Was muss ich denn dann annontieren?


----------



## mrBrown (12. Jun 2018)

NicoDeluxe hat gesagt.:


> sagt mir Eclipse :


Eclipse halt ¯\_(ツ)_/¯



NicoDeluxe hat gesagt.:


> Was muss ich denn dann annontieren?


So wie die anderen Relationen auch, mit OneToMany, ManyToOne, etc...

In dem Fall ManyToOne (und u.U. noch weitere, da hilf ein Blick in irgendein passendes JPA-Tut, da gibt eine Menge an Möglichkeiten).

(ich würde aber auch die eigene ID immer nur `id` nennen, zu welchem Objekt die gehört ist ja klar, und dann kommt da nicht sowas wie `manufacturer_manufacturer_id` bei raus. UU kann man die ID dann auch in eine Basis-Klasse ziehen.)


----------



## OnDemand (12. Jun 2018)

Dann brauch ich aber in der manufacturer Tabelle eine Referenz auf Product oder?
Manufacturer ist aber nicht abhängig von Product


----------



## mrBrown (12. Jun 2018)

Nö, warum solltest du sie brauchen?


----------



## OnDemand (12. Jun 2018)

Meinst du so? 

@ManyToOne
private List<Manufacturer> manufacturer;


----------



## mrBrown (12. Jun 2018)

Hat ein Product denn mehrere Manufacturer?


----------



## OnDemand (12. Jun 2018)

Hab ich auch grad bemerkt 

Hm komisch, jetzt hat mir Hibernate eine Spalte manufacturer_manufacturer_id in products angelegt. 
1. warum?
2. wir kann ich das vermeiden, dass es eigenständig die Datenbank verändert?


----------



## mrBrown (12. Jun 2018)

NicoDeluxe hat gesagt.:


> Hm komisch, jetzt hat mir Hibernate eine Spalte manufacturer_manufacturer_id in products angelegt.
> 1. warum?



Vorher wird es in Product doch auf eine Spalte gegeben haben, die auf Manufacturer verweist?

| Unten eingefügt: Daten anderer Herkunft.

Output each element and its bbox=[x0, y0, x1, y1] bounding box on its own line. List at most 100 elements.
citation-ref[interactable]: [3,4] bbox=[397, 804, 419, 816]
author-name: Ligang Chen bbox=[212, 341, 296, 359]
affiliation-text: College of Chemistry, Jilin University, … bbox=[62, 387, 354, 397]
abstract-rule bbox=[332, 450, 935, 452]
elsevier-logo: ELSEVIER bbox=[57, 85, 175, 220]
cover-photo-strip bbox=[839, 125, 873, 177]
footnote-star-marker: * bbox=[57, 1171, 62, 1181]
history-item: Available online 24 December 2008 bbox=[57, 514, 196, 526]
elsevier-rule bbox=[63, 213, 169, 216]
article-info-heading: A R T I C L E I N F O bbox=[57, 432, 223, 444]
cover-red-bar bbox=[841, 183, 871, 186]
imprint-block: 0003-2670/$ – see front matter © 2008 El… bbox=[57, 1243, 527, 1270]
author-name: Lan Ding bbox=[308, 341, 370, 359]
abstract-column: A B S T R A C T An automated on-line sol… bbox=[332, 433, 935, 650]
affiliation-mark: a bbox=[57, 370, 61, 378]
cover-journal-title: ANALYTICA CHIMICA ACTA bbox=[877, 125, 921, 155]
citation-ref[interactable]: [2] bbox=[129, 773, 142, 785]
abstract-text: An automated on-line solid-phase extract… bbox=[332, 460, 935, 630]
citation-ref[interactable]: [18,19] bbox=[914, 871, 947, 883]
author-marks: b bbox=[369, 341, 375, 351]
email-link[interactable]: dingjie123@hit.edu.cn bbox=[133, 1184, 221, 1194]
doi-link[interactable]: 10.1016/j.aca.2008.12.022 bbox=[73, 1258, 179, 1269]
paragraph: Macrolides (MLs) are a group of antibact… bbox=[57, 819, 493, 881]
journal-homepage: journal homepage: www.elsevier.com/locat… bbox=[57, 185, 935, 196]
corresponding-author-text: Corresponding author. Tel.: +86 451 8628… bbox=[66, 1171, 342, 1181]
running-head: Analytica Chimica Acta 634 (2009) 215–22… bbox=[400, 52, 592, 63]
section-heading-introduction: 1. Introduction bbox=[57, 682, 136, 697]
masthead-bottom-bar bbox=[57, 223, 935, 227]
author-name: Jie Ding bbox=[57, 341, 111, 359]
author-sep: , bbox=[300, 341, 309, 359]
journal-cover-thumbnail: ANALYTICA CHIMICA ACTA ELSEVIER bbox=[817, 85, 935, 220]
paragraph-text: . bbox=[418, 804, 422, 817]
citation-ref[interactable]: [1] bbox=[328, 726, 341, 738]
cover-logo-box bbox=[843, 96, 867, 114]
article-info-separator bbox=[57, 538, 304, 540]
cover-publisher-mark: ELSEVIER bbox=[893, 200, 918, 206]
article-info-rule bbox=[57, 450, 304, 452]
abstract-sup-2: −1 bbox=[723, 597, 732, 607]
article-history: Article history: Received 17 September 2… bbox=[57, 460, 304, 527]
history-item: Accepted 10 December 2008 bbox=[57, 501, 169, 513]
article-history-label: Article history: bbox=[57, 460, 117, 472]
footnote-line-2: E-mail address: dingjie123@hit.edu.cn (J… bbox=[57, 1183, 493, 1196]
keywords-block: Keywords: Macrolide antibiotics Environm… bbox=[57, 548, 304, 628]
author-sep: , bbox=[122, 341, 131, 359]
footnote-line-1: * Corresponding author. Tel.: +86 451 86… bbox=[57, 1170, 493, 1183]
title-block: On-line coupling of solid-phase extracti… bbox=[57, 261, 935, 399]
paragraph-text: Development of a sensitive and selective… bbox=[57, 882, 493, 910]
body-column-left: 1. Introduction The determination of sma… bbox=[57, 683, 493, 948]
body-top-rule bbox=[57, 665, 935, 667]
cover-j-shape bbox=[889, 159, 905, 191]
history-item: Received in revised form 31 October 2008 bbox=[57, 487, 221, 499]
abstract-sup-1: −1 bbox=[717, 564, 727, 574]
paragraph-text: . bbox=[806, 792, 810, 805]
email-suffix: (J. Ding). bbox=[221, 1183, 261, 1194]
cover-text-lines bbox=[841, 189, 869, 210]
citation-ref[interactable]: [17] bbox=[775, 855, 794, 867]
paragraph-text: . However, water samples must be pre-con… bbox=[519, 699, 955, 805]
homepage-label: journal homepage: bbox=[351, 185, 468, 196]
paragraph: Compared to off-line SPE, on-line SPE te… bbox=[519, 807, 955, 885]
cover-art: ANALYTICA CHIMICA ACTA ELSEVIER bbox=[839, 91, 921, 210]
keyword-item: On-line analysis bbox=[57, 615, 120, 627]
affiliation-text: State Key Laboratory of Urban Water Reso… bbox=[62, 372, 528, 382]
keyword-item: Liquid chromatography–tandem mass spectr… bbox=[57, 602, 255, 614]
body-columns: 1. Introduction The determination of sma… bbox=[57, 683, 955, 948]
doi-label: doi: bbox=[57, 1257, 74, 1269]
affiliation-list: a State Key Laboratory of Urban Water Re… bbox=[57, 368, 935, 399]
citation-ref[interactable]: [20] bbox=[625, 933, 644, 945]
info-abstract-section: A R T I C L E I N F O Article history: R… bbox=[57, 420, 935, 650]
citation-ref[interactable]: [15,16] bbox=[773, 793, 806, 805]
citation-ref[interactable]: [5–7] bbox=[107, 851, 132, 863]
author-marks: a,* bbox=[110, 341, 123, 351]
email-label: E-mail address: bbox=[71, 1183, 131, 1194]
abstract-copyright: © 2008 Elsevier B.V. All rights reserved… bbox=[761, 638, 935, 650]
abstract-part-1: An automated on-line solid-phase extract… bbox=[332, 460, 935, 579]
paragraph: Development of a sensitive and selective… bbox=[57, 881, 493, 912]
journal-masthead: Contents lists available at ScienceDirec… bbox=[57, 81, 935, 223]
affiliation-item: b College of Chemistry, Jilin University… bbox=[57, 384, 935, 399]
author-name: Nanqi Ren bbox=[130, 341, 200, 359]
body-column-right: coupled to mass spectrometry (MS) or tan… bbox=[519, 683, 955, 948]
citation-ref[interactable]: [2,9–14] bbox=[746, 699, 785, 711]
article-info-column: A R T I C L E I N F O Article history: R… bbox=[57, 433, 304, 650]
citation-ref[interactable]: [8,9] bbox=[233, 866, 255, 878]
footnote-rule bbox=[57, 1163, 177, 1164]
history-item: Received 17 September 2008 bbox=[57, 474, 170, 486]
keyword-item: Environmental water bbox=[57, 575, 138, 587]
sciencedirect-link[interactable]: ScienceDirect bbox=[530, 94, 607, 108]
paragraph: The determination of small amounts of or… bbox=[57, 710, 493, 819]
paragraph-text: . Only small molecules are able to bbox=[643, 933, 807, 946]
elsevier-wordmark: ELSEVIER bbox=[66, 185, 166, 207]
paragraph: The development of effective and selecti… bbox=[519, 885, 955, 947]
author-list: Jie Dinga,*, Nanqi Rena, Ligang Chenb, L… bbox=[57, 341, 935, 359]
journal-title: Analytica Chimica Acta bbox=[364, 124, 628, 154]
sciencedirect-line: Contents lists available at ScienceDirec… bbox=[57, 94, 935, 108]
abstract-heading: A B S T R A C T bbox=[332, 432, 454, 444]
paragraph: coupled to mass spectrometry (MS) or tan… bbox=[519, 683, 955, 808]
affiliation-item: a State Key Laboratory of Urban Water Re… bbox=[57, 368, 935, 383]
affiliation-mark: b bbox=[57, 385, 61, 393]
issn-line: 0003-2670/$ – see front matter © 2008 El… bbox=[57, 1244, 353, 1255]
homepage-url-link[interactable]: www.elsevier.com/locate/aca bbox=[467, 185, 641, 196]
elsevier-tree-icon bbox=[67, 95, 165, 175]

Die Default-Benennung für Verweise auf andere Tabellen ist <Feldname>_<Name des ID-Felds>, erstes ist hier "manufacturer", und die ID von Manufacturer ist "manufacturer_id", ergibt eben "manufacturer_manufacturer_id"



NicoDeluxe hat gesagt.:


> 2. wir kann ich das vermeiden, dass es eigenständig die Datenbank verändert?


In deinen Properties kannst du `spring.jpa.hibernate.ddl-auto` angeben, aktuell dürfte das auf update stehen (bedeutet, das Schema wird angepasst), du kannst das auf validate setzen, dann wird nur noch überprüft, ob Klassen und Schema zueinander passen. (`spring.jpa.hibernate.ddl-auto=validate`, wenn properties, mit yaml entsprechend mit dessen Syntax)


----------



## OnDemand (12. Jun 2018)

krasser typ! danke!!
so nun nochmal zu der Doppel id. hab in product eine manufacture_id und in der product_id folgenden Code

```
@Id
@GeneratedValue(strategy = GenerationType.AUTO)
@Column(name = "products_id")
private int productsId;

@Column(name = "manufacturer_id")
private int manufacturerId;

@ManyToOne
private Manufacturer manufacturer;
```

wie muss die denn dann korrekt lauten?


----------



## mrBrown (12. Jun 2018)

NicoDeluxe hat gesagt.:


> wie muss die denn dann korrekt lauten?


Die objekt-eigene ID kann so blieben, das bleibt völlig dir überlassen. Üblicher wäre aber einfach `id` für die eigene ID (also in diesem Fall statt `productsId`). Alle anderen IDs würde man über Beziehungen abbilden (`manufacturerId` ist in diesem Fall ja schon durch `manufacturer` ersetzt)

Würde also zu:

```
@Id
@GeneratedValue(strategy = GenerationType.AUTO)
@Column(name = "id")//uU anpassen
private int id;

@ManyToOne
private Manufacturer manufacturer;
```


----------



## OnDemand (12. Jun 2018)

Super! Vielen Dank du hast mir wie immer super weitergeholfen!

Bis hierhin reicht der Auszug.